Today’s Google Doodle honours Andrew Watson, a Scottish Football player widely thought to be the first black footballer to play in the Football League and in an English Cup match. The illustration, created by London-based artist Selom Sunu, shows Watson playing for the Scottish club Queen’s Park, along with five black children, showing his long-standing influence on the game.
Today’s date is significant because it was on this day in 1884 that Watson made his way onto the field for the Scottish football team Queen’s Park in the first game played at the new Hampden Park stadium. This is everything you need to know.
Who is Andrew Watson?
Watson was a Scottish footballer who is thought to be the first Black person to have played association football at an international level. Watson was born on 24 May 1856 in what today we know as Guyana, but at the time was British Guiana. His father was a wealthy Scottish sugar planter named Peter Miller Watson, and his mother was a woman named Hannah Rose. He also had an older sister called Annetta.

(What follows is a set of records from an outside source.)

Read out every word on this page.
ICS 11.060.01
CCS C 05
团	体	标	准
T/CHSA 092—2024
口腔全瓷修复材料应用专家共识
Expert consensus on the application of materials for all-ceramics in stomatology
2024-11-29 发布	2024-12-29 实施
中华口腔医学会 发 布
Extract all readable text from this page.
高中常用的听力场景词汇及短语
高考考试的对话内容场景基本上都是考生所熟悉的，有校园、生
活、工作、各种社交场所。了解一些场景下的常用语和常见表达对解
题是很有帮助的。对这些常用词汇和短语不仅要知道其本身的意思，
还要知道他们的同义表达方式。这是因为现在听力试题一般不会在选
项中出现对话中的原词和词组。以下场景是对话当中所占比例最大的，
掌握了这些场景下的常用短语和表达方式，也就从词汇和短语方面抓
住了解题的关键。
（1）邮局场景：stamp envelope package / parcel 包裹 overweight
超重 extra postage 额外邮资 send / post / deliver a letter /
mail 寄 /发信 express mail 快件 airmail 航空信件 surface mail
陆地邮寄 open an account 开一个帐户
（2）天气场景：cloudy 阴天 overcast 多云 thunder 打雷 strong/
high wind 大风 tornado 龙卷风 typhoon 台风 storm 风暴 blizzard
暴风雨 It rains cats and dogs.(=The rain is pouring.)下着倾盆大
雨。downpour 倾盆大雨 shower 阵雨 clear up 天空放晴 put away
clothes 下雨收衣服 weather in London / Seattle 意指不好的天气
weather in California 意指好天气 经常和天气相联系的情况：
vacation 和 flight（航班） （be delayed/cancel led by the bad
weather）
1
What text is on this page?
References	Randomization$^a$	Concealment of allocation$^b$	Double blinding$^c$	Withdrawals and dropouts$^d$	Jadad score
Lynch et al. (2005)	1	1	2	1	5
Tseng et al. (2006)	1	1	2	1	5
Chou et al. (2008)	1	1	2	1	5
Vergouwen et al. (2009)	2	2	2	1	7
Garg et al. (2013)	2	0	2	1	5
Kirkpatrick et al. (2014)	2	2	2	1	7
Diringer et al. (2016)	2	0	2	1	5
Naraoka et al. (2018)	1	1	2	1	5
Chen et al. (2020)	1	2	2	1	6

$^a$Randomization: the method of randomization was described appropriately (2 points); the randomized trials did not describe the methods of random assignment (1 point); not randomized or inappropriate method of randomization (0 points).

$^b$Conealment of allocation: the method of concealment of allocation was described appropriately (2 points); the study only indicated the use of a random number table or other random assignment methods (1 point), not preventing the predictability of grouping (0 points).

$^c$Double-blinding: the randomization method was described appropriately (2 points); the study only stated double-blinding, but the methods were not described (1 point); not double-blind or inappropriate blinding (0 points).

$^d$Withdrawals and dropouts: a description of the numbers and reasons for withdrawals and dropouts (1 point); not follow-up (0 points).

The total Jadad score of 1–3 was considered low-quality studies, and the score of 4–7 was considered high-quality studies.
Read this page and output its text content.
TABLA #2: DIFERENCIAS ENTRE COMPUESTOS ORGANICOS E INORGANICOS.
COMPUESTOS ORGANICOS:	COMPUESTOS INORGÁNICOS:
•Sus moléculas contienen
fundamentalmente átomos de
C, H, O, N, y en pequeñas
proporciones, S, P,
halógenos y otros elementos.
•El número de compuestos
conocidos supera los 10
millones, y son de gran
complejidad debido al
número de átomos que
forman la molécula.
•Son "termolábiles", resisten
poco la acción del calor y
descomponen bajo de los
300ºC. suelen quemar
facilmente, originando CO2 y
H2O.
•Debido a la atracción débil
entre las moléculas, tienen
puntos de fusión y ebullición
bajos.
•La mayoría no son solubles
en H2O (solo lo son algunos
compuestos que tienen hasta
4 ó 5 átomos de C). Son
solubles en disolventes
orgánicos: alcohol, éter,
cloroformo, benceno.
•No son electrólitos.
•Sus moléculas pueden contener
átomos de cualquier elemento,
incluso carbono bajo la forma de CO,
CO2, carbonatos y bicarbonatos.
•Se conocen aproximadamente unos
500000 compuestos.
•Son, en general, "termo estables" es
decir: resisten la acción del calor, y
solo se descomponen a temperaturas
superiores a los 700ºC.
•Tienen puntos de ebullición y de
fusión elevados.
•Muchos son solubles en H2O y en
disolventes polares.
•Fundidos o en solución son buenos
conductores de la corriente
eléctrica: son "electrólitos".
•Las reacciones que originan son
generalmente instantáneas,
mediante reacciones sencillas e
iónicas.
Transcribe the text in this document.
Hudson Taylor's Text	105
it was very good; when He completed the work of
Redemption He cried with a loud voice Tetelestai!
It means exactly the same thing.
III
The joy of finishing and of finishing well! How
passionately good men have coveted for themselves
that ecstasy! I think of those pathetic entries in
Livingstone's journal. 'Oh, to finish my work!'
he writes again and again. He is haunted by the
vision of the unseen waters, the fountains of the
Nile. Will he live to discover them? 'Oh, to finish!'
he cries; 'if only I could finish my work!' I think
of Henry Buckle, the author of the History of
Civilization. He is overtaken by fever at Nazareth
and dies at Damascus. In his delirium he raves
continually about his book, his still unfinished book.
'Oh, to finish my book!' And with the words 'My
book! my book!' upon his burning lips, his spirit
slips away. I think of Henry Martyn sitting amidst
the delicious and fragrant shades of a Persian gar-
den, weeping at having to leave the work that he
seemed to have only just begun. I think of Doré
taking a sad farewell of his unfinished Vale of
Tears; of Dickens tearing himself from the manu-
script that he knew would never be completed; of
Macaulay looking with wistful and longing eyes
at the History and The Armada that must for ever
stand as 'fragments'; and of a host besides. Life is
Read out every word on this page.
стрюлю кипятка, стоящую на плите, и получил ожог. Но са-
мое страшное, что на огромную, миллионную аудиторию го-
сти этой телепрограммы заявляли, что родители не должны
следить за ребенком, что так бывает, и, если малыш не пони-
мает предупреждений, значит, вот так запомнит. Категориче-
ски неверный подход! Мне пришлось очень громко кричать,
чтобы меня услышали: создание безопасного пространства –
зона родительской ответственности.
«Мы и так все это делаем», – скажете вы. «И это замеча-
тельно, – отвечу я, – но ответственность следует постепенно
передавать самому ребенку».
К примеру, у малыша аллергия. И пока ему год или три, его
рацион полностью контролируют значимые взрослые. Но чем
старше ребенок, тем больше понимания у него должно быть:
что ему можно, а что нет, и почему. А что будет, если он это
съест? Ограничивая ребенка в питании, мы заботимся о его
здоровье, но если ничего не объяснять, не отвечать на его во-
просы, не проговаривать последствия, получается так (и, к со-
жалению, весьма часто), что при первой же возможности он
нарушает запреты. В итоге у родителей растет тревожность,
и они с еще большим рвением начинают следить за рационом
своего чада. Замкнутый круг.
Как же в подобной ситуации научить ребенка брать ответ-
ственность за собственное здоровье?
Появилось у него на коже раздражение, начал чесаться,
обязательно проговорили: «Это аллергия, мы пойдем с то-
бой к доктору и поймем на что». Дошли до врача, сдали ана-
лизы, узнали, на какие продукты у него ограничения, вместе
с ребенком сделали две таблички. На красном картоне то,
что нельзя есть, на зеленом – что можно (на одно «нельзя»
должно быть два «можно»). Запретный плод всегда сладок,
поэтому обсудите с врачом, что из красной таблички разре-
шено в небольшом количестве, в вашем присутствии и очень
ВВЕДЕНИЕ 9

Ged O’Brien, director of the Scottish Football Museum and leading member of the Association of Sports Historians has said: “We believe the findings, dated between the 1870s and 1880s, could prove that the first Black British footballer was Andrew Watson who played for Queens Park (Glasgow) and Scotland.”
When his father died in 1869 he left his children a massive inheritance, the equivalent of millions of pounds, and Watson became “financially independent for life”. Andrew Watson went on to attend Glasgow University where he studied mathematics but found a passion for the beautiful game, with his financial security, he was able to devote time to this which was fortunate considering Scottish football was thought to be ‘wholly amateur’ until 1893.
The name Andrew Watson would be very familiar to Scottish football fans even back in the Victorian era and this is because he was one of the most influential footballers of his day as he led Scotland to victory against England and Wales as a captain. He was also a player and secretary to Queen’s Park Football Club which was one of the biggest clubs in Britain at the time and he achieved three Scottish Cup wins in total.
He also played football professionally for clubs down in England and participated in the Football League for Exeter City. Lastly, as he is thought to be the first black footballer to play in the Football League and an English Cup match he is also celebrated for this symbolic victory. His final Scottish cap came on 11 March 1882 in a 5-1 win over England in Glasgow.
He married twice – first in 1877 to Jessie Nimmo Armour and then, after she died, to Eliza Kate Tyler in 1887. He had four children from both marriages: Rupert, Agnes, Henry, and Phyllis. Watson died on March 8, 1921, from pneumonia at the age of 64 in London. He retired from football 11 years before his death. Today his body rests at Richmond cemetery where his grave can be visited.